Review: An Irish Country Doctor (Irish Country #1)

An Irish Country DoctorAn Irish Country Doctor by Patrick Taylor

My rating: 4 of 5 stars

My mother and I share a love of stories from the British Isles – TV shows, books, or movies, it doesn’t matter – so after reading this first installment of Patrick Taylor’s Irish Country series, she recommended it to me and I decided that March was the perfect time for this story.

All’s well that ends well in this delightful tale of a small Northern Irish village as seen through the eyes of a newcomer in the form of a young doctor apprenticed to the village’s GP. The novel is filled with the requisite oddball characters and funny moments I expected but because of the novel’s medical framework, it also deals with the realities of small-town medicine, and life and death. The point of view of Dr. Laverty, too, lends the narrative some weight with a message about not judging people – or places – too quickly. All in all An Irish Country Doctor is a joy to read, especially if you want to travel to another time and place for a nice escape.

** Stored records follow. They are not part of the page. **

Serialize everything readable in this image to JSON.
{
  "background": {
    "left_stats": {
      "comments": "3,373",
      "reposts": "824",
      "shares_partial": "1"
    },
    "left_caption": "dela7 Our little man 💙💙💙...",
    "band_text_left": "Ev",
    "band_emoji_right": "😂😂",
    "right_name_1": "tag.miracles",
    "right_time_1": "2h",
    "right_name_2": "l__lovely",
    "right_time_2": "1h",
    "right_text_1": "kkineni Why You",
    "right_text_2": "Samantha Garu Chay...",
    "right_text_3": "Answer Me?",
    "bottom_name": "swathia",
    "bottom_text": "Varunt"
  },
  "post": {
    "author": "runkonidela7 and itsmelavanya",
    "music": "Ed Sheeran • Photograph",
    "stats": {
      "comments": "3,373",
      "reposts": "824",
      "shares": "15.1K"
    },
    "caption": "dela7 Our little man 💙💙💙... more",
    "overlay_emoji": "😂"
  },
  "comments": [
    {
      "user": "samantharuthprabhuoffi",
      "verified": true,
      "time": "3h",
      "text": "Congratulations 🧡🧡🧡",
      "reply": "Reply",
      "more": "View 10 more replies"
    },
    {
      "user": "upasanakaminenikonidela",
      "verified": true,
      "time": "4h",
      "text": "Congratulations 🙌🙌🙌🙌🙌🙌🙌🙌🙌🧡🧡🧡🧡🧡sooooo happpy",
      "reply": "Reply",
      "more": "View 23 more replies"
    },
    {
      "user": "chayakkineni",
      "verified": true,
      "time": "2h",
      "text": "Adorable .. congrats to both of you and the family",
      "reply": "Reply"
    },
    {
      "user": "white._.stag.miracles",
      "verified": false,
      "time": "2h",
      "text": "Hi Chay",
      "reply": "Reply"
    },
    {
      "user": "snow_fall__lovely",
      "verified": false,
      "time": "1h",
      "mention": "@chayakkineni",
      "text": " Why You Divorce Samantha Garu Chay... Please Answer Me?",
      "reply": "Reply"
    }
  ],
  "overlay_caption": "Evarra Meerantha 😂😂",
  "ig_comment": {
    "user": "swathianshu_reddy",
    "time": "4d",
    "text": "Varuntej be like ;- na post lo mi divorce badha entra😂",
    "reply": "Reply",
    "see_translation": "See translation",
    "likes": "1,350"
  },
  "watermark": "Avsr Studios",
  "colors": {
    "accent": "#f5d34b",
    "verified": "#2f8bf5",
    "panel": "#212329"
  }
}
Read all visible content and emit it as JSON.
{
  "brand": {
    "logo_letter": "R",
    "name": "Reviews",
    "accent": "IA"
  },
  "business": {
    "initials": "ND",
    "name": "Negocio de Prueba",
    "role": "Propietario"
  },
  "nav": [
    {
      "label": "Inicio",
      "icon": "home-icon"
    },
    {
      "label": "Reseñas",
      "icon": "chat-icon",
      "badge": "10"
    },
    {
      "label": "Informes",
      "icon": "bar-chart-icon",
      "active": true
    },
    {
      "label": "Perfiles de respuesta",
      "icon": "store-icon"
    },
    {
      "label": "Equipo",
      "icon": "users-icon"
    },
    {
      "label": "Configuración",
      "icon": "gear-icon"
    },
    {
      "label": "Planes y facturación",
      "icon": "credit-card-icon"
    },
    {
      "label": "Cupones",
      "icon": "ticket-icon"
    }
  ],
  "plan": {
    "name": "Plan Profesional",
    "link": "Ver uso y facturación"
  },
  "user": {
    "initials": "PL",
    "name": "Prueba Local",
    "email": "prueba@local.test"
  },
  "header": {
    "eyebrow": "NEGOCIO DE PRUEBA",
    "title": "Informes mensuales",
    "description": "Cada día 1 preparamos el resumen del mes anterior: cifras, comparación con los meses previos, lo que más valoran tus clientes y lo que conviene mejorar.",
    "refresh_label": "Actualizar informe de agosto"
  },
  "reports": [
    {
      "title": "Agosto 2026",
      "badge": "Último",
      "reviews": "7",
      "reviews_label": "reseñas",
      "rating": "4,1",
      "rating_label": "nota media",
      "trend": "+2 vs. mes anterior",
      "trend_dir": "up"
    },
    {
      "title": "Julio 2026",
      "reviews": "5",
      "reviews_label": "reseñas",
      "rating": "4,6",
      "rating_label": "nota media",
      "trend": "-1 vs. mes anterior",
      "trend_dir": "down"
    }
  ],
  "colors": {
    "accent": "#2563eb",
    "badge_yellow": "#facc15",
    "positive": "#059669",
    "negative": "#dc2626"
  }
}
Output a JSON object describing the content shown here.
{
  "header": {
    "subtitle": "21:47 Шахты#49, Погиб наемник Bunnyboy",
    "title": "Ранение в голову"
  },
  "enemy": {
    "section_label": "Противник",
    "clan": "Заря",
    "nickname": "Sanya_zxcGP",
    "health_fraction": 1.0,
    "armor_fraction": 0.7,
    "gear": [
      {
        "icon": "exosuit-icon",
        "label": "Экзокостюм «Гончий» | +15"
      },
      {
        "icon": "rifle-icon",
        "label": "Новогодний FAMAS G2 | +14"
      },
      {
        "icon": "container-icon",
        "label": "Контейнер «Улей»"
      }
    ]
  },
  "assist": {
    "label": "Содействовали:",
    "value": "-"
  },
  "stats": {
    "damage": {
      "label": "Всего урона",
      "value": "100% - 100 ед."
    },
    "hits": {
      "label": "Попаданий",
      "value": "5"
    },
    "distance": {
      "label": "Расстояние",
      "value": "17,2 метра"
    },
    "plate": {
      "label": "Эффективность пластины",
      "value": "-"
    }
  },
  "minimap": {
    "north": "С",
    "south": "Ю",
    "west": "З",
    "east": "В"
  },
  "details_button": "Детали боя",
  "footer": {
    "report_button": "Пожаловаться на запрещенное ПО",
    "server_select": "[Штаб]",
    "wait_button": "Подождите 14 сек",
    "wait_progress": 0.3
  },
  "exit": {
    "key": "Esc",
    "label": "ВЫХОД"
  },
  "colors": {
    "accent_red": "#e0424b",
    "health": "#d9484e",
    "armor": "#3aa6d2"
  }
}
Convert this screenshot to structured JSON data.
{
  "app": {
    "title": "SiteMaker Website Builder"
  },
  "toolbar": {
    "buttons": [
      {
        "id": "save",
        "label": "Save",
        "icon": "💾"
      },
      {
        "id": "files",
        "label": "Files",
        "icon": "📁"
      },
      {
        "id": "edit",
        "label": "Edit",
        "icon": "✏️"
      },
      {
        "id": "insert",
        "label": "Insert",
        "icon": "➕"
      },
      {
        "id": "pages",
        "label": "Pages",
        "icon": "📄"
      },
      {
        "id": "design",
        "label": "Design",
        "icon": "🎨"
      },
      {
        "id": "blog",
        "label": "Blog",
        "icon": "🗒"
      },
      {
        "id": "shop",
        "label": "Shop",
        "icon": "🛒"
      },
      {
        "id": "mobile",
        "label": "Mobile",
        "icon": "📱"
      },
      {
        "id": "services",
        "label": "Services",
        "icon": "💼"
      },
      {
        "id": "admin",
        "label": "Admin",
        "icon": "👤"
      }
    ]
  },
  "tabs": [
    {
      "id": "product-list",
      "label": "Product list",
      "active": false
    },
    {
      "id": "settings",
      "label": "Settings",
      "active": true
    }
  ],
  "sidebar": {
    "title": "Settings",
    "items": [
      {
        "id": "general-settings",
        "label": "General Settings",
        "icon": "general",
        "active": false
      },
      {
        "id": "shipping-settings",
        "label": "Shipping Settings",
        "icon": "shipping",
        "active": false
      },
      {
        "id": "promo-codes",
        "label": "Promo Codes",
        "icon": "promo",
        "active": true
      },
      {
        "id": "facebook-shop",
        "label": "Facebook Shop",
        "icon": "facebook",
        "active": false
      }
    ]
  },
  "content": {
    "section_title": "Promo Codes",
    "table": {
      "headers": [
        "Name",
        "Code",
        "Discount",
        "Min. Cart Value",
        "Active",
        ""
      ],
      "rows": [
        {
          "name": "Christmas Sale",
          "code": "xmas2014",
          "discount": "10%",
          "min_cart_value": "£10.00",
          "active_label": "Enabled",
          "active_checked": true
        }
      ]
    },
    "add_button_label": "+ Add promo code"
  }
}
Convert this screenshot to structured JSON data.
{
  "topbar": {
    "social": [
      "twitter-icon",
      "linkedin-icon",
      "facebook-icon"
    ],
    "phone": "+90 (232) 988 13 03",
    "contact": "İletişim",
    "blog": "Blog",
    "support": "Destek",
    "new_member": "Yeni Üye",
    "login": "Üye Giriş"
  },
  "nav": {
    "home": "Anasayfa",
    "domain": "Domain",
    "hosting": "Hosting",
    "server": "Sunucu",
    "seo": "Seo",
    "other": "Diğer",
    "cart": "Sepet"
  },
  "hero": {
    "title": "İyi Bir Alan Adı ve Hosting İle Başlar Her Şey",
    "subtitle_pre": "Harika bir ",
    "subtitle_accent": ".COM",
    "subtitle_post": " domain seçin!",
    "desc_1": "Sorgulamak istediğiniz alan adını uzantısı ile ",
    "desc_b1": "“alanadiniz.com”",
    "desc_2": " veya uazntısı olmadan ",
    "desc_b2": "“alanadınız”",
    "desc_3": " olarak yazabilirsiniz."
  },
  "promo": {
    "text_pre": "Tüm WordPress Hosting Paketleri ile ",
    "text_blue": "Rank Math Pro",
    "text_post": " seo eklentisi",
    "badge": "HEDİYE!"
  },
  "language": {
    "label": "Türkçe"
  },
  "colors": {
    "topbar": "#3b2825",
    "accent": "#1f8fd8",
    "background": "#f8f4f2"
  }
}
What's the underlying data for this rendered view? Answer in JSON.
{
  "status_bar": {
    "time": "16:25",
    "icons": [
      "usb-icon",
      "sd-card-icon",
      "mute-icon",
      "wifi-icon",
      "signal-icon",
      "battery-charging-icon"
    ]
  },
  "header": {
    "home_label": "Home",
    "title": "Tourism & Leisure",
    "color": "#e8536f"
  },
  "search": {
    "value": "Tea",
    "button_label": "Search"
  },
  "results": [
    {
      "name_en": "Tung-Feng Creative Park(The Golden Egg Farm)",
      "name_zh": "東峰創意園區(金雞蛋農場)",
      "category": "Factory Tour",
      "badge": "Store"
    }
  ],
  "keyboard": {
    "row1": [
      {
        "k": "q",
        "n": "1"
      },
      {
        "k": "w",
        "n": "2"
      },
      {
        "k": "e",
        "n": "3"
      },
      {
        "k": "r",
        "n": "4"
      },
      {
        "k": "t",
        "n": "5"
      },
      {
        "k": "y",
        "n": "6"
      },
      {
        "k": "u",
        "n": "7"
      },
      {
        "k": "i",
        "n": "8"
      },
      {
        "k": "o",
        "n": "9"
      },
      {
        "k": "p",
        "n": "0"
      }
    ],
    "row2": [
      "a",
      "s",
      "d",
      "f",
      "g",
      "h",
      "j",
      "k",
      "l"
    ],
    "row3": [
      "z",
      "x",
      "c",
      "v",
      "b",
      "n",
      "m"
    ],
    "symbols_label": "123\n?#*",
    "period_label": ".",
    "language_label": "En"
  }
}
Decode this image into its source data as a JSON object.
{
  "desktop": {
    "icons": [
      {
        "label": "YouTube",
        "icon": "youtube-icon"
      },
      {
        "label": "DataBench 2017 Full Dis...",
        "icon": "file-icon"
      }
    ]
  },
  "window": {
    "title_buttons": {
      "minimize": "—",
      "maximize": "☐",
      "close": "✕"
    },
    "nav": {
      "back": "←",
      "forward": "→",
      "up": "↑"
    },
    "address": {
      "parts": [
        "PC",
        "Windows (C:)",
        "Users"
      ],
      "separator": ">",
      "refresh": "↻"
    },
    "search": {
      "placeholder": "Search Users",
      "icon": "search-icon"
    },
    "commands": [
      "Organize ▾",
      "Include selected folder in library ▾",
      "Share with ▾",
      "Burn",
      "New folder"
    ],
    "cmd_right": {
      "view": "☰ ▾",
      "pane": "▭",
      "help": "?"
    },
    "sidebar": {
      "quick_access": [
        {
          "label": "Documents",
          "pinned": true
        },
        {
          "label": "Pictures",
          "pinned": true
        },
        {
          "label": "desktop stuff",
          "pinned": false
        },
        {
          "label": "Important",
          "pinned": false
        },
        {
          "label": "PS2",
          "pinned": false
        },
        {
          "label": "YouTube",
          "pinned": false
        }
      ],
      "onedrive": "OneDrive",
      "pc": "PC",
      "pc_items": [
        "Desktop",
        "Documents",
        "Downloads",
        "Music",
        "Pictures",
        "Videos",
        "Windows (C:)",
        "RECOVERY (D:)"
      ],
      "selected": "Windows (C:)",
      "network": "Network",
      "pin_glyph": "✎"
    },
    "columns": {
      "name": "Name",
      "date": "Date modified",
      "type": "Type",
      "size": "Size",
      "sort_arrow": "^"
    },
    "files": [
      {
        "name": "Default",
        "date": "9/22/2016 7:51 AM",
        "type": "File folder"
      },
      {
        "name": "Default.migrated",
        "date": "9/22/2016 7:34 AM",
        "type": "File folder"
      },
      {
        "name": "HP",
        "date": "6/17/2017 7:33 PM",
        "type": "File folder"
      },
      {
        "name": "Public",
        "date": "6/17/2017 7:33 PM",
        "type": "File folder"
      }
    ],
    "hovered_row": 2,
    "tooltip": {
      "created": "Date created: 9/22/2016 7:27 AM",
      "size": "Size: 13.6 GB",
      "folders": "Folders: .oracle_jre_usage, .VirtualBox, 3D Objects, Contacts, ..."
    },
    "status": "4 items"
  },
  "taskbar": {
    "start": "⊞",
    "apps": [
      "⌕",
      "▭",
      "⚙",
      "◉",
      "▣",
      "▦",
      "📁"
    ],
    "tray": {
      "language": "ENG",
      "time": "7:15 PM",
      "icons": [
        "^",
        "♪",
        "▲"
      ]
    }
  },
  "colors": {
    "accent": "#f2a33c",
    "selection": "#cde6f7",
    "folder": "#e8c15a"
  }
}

Although I haven’t yet read any, reading An Irish Country Doctor brought to mind James Herriot’s series of memoirs based on his life as a country veterinarian and the TV show based on them that I did watch as a child.  So if you like stories with a sense of humor,  and a delightful cast of characters set against a medical backdrop like An Irish Country Doctor, you may also enjoy Nick Trout’s The Patron Saint of Lost Dogs.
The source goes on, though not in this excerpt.